Optimus Prime! —

Navy will test seafaring, firefighting robots

SAFFiR bots will battle blazes on test ship this summer.

Fires at sea can ruin your whole day. That’s why the US Navy’s Office of Naval Research is preparing to test a pair of anthropomorphic firefighting robots this summer. Two designs of the Shipboard Autonomous Firefighting Robot (SAFFiR) will be tested aboard a decommissioned amphibious landing ship this summer in an effort to improve the Navy’s ability to fight fires and overcome the limitations of human flesh.

The demands of fighting fires within enclosed spaces filled with heat, smoke, and toxic fumes released from fuel oil, paint, and electrical wiring stretch the endurance of human firefighters. In my personal experience, just wearing an Oxygen Breathing Apparatus (OBA) and the other gear used in Navy damage control was bad enough after just 15 minutes of use. And even a relatively minor fire can get out of control quickly. A fire, set deliberately aboard the submarine USS Miami in the shipyards by a contractor who wanted to get off work for the day, ended up doing $700 million in damage, resulting in the deactivation and scrapping of the sub.

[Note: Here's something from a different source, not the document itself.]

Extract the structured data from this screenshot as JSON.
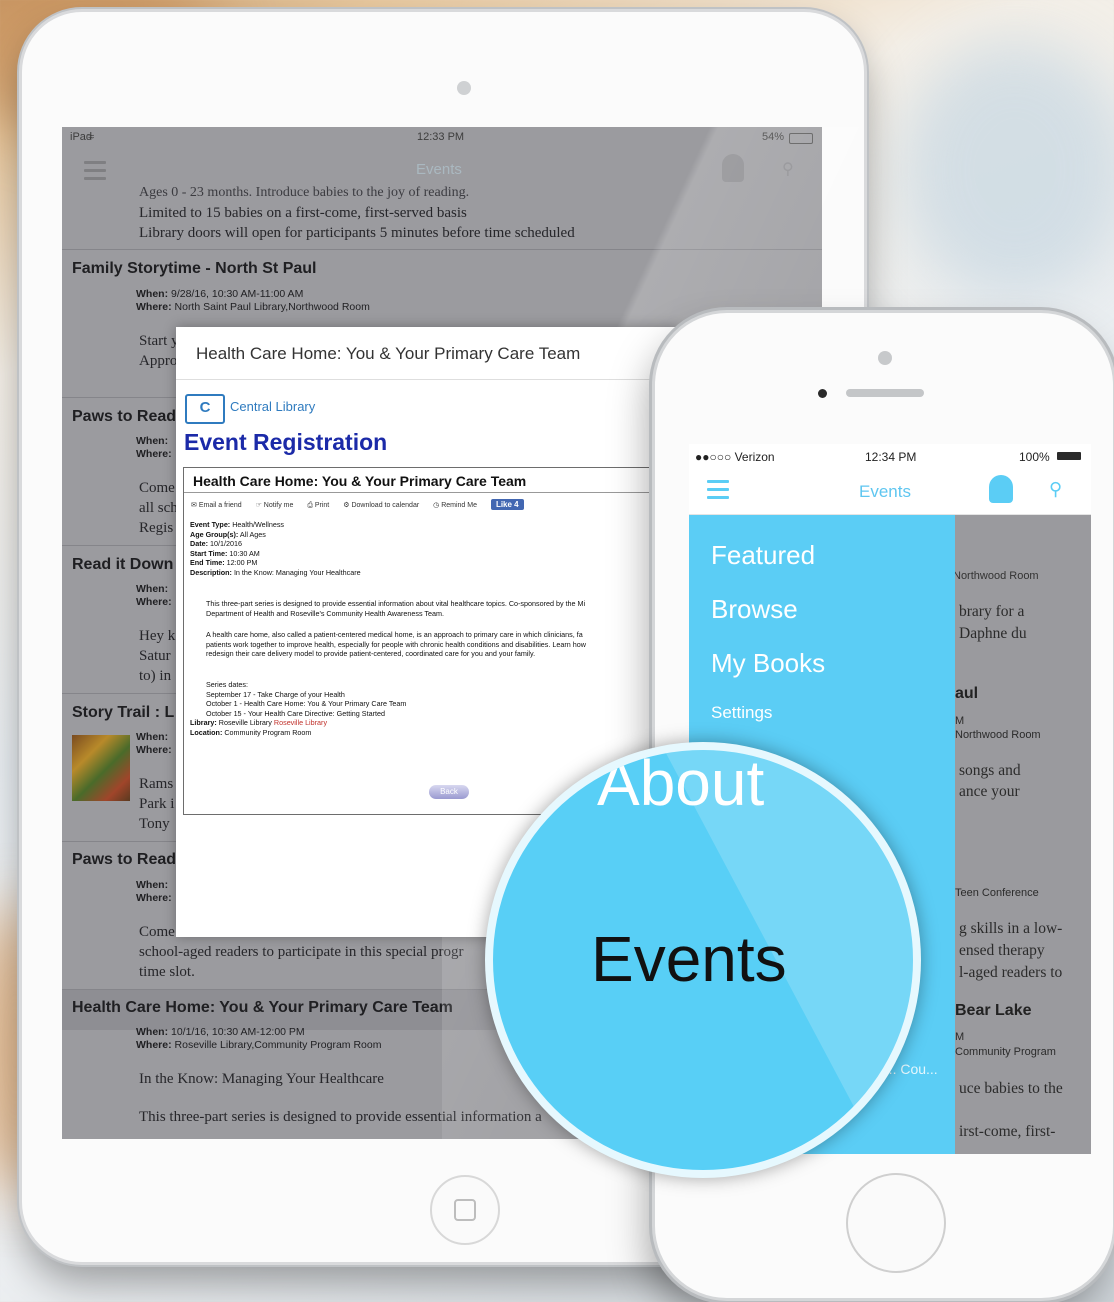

The SAFFiR robots, designed by researchers at UCLA, the University of Pennsylvania, and Virginia Tech, will use the same firefighting equipment as humans. In some ways, they are designed to deal with the same challenges posed by the Defense Advanced Research Projects Agency’s Robotics Challenge, which is aimed at developing robots that can deal with disasters like those that occurred at the Fukushima Daiichi Nuclear Power Plant—going places humans can’t, using general-purpose tools designed for humans. But the SAFFiR bots will have to cope with issues most land-bound firefighters never experience: working in a dark, metal box that pitches and rolls with the waves. They will also need to be able to work side by side with human firefighters, responding to commands and gestures.